Die Inseln bestehen aus Totora-Schilf, das in den flachen Zonen des Sees bis 15 m Tiefe in rauen Mengen wächst. Jede Insel besteht aus vielen Schichten, die von unten wegfaulen und von oben immer wieder ersetzt werden müssen. Auch die traditionellen Boote sind dicht aus Reet geflochten und überdauern nur einige Monate. Schilf wird ebenfalls verwendet für den Hausbau – die traditionelle Tipi-Form wie das moderne Rechteckhaus mit einem Dach aus Plastikfolie – die handgefertigten Souvenirs, die Touristen zum Kauf angeboten werden und ist sogar teilweise essbar.

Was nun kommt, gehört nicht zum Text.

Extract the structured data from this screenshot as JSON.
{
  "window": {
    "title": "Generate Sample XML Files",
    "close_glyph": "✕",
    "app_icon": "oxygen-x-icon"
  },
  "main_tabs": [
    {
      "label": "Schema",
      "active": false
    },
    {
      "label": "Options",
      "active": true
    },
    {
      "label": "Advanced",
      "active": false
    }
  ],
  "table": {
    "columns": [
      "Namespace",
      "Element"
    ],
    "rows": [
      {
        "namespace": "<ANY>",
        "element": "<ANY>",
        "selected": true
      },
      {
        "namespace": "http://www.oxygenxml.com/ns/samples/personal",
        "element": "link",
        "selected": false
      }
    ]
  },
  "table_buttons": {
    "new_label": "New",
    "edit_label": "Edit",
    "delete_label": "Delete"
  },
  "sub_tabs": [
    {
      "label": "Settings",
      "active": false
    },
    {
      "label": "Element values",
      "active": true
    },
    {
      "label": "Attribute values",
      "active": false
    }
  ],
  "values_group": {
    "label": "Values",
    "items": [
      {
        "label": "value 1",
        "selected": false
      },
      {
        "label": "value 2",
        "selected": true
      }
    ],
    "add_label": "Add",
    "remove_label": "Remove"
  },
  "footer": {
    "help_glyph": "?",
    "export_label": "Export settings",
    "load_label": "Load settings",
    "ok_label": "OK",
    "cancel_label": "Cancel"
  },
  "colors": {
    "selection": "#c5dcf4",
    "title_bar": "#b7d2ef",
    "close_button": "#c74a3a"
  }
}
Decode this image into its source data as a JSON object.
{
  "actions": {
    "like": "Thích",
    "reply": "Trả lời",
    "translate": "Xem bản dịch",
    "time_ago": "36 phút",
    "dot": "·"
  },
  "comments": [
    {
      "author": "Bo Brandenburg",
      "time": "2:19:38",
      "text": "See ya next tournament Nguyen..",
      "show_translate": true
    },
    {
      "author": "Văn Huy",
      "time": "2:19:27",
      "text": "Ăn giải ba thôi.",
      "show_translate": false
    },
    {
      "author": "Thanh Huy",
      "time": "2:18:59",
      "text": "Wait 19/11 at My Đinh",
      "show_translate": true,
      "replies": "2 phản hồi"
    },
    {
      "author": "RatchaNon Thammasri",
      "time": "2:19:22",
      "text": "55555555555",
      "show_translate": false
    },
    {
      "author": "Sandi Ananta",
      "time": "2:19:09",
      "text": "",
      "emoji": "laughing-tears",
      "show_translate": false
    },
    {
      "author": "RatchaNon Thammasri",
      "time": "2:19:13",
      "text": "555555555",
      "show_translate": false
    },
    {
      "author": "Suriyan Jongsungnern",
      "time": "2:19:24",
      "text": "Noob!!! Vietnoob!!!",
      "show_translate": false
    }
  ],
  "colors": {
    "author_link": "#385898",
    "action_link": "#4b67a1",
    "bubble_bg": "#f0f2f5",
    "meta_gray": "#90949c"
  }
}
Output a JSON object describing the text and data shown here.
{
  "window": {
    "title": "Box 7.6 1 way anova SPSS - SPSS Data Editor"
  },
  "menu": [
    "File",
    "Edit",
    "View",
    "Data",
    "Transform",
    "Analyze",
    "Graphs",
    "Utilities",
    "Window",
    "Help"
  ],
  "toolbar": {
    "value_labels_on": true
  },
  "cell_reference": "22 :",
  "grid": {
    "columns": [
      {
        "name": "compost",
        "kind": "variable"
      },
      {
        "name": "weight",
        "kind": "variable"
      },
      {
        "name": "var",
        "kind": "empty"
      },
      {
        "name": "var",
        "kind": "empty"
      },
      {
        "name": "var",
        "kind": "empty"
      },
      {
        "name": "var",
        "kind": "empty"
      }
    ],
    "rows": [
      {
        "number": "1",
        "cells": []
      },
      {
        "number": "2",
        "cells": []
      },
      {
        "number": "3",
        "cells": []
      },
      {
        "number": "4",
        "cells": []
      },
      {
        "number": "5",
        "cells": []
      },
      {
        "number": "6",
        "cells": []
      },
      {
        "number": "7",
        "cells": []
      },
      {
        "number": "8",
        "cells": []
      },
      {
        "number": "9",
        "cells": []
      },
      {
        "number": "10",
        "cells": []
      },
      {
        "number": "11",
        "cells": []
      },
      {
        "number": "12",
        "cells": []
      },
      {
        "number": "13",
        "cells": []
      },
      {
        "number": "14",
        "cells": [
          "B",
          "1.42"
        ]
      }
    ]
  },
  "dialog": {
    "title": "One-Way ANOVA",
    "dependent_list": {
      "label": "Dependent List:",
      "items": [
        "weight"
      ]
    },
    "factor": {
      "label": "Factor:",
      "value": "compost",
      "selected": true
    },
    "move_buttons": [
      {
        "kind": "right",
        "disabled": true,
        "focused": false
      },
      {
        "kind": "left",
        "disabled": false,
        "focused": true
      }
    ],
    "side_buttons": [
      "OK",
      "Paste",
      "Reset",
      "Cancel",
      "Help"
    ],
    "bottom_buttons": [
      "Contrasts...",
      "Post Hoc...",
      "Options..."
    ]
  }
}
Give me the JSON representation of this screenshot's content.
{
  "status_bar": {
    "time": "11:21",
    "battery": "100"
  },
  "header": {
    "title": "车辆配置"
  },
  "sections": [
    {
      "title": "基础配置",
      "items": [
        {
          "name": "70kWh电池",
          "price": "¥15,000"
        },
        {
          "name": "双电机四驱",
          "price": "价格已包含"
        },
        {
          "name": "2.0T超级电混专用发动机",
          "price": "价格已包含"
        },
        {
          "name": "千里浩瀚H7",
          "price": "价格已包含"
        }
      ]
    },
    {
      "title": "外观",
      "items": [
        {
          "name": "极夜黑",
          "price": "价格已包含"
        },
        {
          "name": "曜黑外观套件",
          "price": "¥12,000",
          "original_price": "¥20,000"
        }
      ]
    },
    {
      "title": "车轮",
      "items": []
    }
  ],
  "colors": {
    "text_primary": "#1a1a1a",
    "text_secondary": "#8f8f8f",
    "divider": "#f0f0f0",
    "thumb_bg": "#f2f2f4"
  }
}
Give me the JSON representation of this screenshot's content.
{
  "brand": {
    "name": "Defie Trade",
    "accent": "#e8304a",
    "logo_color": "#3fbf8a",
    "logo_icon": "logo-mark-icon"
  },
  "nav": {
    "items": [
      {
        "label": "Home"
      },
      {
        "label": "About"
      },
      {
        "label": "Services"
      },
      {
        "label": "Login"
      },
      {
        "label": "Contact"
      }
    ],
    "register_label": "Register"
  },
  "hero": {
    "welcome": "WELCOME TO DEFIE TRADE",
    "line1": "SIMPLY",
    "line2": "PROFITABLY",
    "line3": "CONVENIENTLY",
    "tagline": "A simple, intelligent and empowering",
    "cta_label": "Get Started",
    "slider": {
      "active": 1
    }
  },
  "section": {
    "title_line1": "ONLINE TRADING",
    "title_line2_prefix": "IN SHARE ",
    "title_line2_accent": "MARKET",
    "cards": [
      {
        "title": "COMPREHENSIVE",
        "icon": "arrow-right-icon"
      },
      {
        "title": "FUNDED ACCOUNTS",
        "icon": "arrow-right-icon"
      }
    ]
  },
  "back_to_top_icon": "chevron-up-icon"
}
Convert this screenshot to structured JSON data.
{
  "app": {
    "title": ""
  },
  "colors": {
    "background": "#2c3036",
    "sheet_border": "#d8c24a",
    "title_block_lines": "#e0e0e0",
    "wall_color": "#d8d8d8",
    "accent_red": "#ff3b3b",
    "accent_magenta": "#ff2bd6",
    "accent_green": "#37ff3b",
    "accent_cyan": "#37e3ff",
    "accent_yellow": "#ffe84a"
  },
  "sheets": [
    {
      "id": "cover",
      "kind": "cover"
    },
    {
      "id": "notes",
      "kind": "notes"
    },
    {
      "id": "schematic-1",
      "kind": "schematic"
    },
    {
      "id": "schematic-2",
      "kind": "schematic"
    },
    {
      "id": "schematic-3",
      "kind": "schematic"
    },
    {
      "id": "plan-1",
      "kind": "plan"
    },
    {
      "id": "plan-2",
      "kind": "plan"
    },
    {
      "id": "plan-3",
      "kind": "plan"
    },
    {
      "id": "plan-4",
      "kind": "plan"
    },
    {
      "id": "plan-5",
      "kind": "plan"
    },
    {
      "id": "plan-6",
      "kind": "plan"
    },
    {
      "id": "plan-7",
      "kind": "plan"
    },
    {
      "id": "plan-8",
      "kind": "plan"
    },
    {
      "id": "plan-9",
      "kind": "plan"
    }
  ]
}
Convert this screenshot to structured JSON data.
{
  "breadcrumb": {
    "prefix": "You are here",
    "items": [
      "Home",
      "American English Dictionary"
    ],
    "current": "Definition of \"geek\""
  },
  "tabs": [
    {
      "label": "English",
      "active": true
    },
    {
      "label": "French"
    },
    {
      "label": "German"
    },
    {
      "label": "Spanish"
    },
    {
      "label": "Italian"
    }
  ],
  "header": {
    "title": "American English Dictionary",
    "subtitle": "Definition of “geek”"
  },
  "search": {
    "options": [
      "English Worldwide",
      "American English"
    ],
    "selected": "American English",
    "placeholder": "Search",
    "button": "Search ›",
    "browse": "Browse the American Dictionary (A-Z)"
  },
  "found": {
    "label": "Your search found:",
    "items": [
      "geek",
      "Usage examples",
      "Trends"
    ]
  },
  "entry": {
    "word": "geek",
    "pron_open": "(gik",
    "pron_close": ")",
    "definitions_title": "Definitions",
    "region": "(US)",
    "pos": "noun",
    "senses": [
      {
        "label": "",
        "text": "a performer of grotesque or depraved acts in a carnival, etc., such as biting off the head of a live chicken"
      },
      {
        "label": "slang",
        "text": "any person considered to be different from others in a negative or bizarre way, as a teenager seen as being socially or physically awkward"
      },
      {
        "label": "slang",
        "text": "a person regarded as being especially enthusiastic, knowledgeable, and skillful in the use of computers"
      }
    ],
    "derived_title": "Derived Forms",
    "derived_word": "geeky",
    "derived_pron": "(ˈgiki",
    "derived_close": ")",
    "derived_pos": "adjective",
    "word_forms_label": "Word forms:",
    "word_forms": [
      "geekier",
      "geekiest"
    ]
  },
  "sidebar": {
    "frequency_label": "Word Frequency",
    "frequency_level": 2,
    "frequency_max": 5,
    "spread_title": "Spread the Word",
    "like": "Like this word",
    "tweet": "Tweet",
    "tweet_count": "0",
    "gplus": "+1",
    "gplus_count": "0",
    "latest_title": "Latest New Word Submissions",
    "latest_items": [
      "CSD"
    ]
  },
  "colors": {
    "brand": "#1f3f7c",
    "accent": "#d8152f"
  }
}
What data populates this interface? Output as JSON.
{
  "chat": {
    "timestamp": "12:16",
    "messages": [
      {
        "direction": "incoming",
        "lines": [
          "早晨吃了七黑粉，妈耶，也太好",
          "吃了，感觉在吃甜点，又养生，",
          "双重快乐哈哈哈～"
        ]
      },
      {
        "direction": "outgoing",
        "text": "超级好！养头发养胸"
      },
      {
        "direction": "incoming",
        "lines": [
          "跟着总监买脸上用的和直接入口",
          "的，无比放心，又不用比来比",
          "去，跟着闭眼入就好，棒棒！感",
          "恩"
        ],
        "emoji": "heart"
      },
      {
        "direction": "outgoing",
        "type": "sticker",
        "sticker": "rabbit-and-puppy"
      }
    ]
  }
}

Puno ist der Ausgangspunkt für Ausflüge zu den Uro-Inseln. Im Hafen erhaschen wir ein Boot, das nur wenige Minuten später abfährt. Die Hin- und Rückfahrt kostet 10 PEN plus 5 PEN Eintritt auf eine Insel, dauert 30 Minuten und geht stündlich oder öfter. Eine ganze Ansammlung von Inseln liegt im Kreis in einer „Lichtung“ des Schilfgrases. Alle ähneln sich, wirken wie Uro-Modellinseln für Touristen (was sie wohl auch sind) und werden abwechselnd angefahren. Zum Glück ist heute nicht viel los.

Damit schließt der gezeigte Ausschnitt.